Он был настоящий, этот мертвяк! Эта тварь, которая разрыла свою яму и вылезла! Чтобы попытаться перепугать своего сюзерена! Сволочь!

Я рявкнул: «Убирайся вон!» – и швырнул в него подушкой. Думал, подушка пролетит насквозь, как через привидение – а она ударилась об его тело и плюхнулась на пол. Жерар даже не шевельнулся, зато Альфонс подскочил, как ужаленный, шарахнулся, закашлялся и схватил себя за горло – только без ужина ему блевануть оказалось нечем. Стивен, у которого ума всегда было меньше, зато храбрости и здравого смысла побольше, выскочил в соседнюю комнату – будить брата Бенедикта.

А Жерар стоял, не шевелясь, скалился, таращился – и вдруг оказался на ладонь ближе ко мне. Не двигая ногами.

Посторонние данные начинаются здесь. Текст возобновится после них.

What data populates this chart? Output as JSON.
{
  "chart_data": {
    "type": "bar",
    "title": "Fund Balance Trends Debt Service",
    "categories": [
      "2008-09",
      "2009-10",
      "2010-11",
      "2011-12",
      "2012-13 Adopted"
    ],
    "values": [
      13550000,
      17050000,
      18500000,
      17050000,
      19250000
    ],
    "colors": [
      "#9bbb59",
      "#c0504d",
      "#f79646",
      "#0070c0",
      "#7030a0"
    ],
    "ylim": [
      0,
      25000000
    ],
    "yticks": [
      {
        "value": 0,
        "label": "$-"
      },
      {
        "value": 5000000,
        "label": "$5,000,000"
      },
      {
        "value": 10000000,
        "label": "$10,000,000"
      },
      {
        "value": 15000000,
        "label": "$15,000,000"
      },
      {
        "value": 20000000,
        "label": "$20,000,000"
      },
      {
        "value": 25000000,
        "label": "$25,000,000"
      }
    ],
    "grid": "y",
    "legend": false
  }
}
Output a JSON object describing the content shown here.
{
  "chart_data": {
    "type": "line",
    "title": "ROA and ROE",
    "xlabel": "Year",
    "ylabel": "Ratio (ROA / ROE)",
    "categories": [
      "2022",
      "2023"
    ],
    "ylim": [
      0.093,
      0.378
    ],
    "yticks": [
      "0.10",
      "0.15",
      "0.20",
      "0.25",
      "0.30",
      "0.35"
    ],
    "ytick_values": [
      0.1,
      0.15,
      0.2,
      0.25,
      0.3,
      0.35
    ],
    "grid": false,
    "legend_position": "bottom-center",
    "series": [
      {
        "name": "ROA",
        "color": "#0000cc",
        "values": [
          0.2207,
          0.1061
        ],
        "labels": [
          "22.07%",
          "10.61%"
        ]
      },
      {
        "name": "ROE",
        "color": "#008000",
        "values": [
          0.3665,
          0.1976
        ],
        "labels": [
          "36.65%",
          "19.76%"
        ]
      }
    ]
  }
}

Я совершенно непроизвольно отодвинулся к стене: от Жерара несло такой могилой, что просто нестерпимо было приближаться.

И этот истеричный сопляк Альфонс всё чиркал и чиркал кресалом, чтобы зажечь свечу, а свеча и не думала зажигаться.

Бенедикт вломился в комнату с горящей свечой, Священным Писанием и парой солдат. Как вломились – так и замерли на пороге. У Бенедикта челюсть отвисла и затряслась, а волкодавы попятились – детки перепуганные. Меня заколотило от ярости.

– Брат Бенедикт, – говорю, – ад разрази! Уберите отсюда мертвеца, в конце концов! Сколько можно сопли сосать?! Вы его отпевали или нет?